Este es el sombrero de Bob Dylan. Voy disfrazado de él. ¿No sabes quién es Bob Dylan? – la intenté imitar haciendo la misma burla.
Pero no funcionó. Ella adoptó una pose peculiar, como las del cantante que ella representaba, sujetando un micro imaginario.
Los tiempos están cambiando, chaval. No me mires así, que el Carnaval está para eso. Para ser feliz, para ser quien nunca fuiste y siempre quisiste al menos por unas horas. ¿Siempre quisiste ser Bob Dylan? Es un poco triste todo lo que canta, ¿no?
No sé si fue su energía o su disfraz, o a quien intentaba homenajear, pero me sentí arrollado por una personalidad tan brutal que casi me escondí debajo de mi sombrero sin saber que responderle. Hacíamos una pareja cuando menos peculiar. Yo con mi cubata y mi sombrero y ella con su bigotillo pintado y su micro invisible.
Una ráfaga de aire me dio en la cara al abrirse la puerta del bar y entrar más gente disfrazada. Y con el fresco de la noche recuperé mi compostura.
Está bien, Señorita Solitaria. Te crees una Princesa en su torre porque vas vestida de tipo duro. Y que todos caeremos a tus pies esta noche. Eres un huracán, un ángel precioso, una gran chica. Pero, cuidado, nena, vas a caer en cualquier momento…

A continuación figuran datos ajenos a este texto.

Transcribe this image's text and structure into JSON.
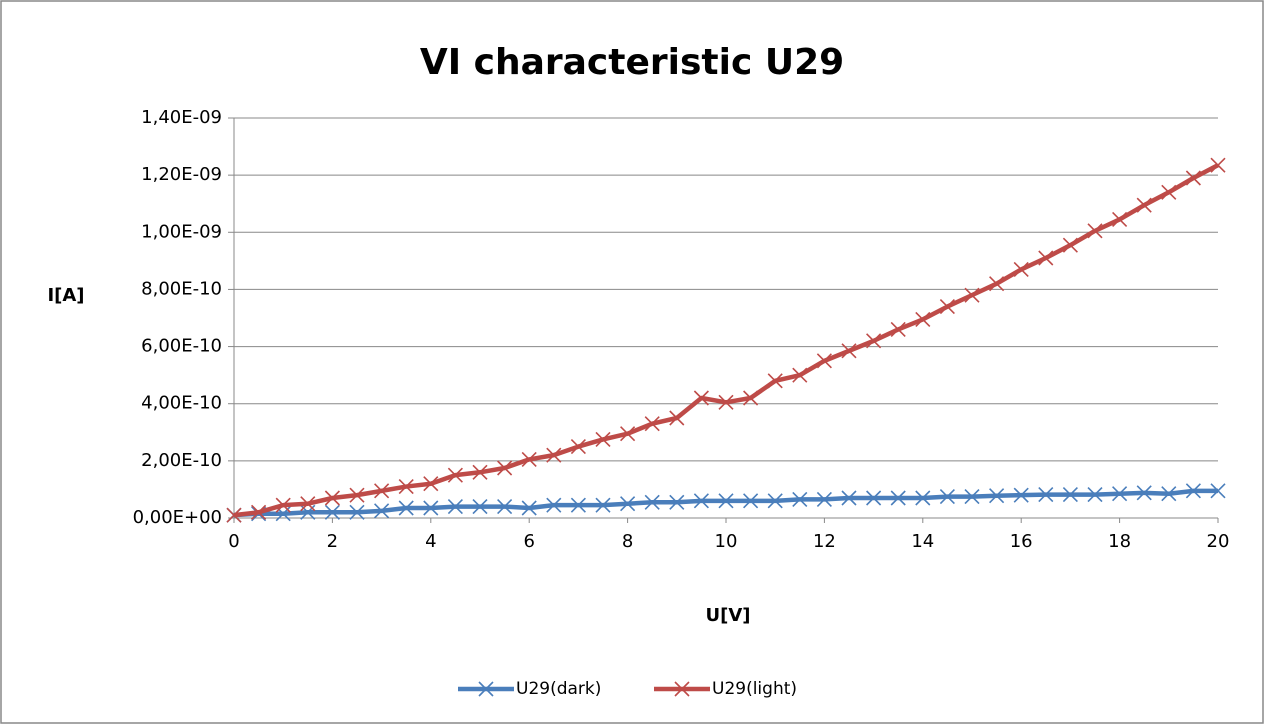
{
  "chart_data": {
    "type": "line",
    "title": "VI characteristic U29",
    "xlabel": "U[V]",
    "ylabel": "I[A]",
    "x": [
      0,
      0.5,
      1,
      1.5,
      2,
      2.5,
      3,
      3.5,
      4,
      4.5,
      5,
      5.5,
      6,
      6.5,
      7,
      7.5,
      8,
      8.5,
      9,
      9.5,
      10,
      10.5,
      11,
      11.5,
      12,
      12.5,
      13,
      13.5,
      14,
      14.5,
      15,
      15.5,
      16,
      16.5,
      17,
      17.5,
      18,
      18.5,
      19,
      19.5,
      20
    ],
    "series": [
      {
        "name": "U29(dark)",
        "color": "#4a7ebb",
        "values": [
          1e-11,
          1.5e-11,
          1.5e-11,
          2e-11,
          2e-11,
          2e-11,
          2.5e-11,
          3.5e-11,
          3.5e-11,
          4e-11,
          4e-11,
          4e-11,
          3.5e-11,
          4.5e-11,
          4.5e-11,
          4.5e-11,
          5e-11,
          5.5e-11,
          5.5e-11,
          6e-11,
          6e-11,
          6e-11,
          6e-11,
          6.5e-11,
          6.5e-11,
          7e-11,
          7e-11,
          7e-11,
          7e-11,
          7.5e-11,
          7.5e-11,
          7.8e-11,
          8e-11,
          8.2e-11,
          8.2e-11,
          8.2e-11,
          8.5e-11,
          8.8e-11,
          8.5e-11,
          9.5e-11,
          9.5e-11
        ]
      },
      {
        "name": "U29(light)",
        "color": "#be4b48",
        "values": [
          1e-11,
          2e-11,
          4.5e-11,
          5e-11,
          7e-11,
          8e-11,
          9.5e-11,
          1.1e-10,
          1.2e-10,
          1.5e-10,
          1.6e-10,
          1.75e-10,
          2.05e-10,
          2.2e-10,
          2.5e-10,
          2.75e-10,
          2.95e-10,
          3.3e-10,
          3.5e-10,
          4.2e-10,
          4.05e-10,
          4.2e-10,
          4.8e-10,
          5e-10,
          5.5e-10,
          5.85e-10,
          6.2e-10,
          6.6e-10,
          6.95e-10,
          7.4e-10,
          7.8e-10,
          8.2e-10,
          8.7e-10,
          9.1e-10,
          9.55e-10,
          1.005e-09,
          1.045e-09,
          1.095e-09,
          1.14e-09,
          1.19e-09,
          1.235e-09
        ]
      }
    ],
    "xlim": [
      0,
      20
    ],
    "xticks": [
      0,
      2,
      4,
      6,
      8,
      10,
      12,
      14,
      16,
      18,
      20
    ],
    "ylim": [
      0,
      1.4e-09
    ],
    "yticks": [
      {
        "value": 0,
        "label": "0,00E+00"
      },
      {
        "value": 2e-10,
        "label": "2,00E-10"
      },
      {
        "value": 4e-10,
        "label": "4,00E-10"
      },
      {
        "value": 6e-10,
        "label": "6,00E-10"
      },
      {
        "value": 8e-10,
        "label": "8,00E-10"
      },
      {
        "value": 1e-09,
        "label": "1,00E-09"
      },
      {
        "value": 1.2e-09,
        "label": "1,20E-09"
      },
      {
        "value": 1.4e-09,
        "label": "1,40E-09"
      }
    ],
    "grid": true,
    "legend": "bottom"
  }
}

No pude continuar. Ella me volvió a quitar el sombrero, se lo puso, carcajeándose de mi absurda palabrería y me besó. Dejándome la nariz y la boca manchada con el rimmel de su bigotillo.
Sí, ya ves, soy una piedra rodante. ¿Qué quieres? La vida es así. Y ahora soy la Reina asesina. Y te elijo a ti, el amor de mi vida, o al menos el de esta noche. ¿Quieres quedarte conmigo para siempre?
Le respondí con un amago de beso que ella rechazó.
Sácame de aquí y cántame algo de Dylan. Convénceme de que esto no es un simple giro del destino. Que, de verdad, yo soy tu reina, más allá de este Carnaval y de estas luces que pronto se apagarán.
Pero por más que lo intenté, en ese Carnaval y en las veces que estuvimos juntos escuchando música, viviendo la vida como se vive cuando tienes dieciocho o diecinueve años, a ti realmente nunca te gustó Bob Dylan. Ya me dijiste que te parecía ridículo con ese pelo crespo asomando por debajo de su sombrero.
A pesar de todo, aún lo conservo, por esa nostalgia tonta que tanto se lleva ahora. Quizás con la vana ilusión de componerte una canción con su estilo.
Y que a lo mejor algún día nos juntáramos y nos disfrazáramos como entonces. Yo de Freddie, tú de Dylan. La extraña pareja. Y que de verdad consiguiéramos el dúo que entonces no llegamos a ser.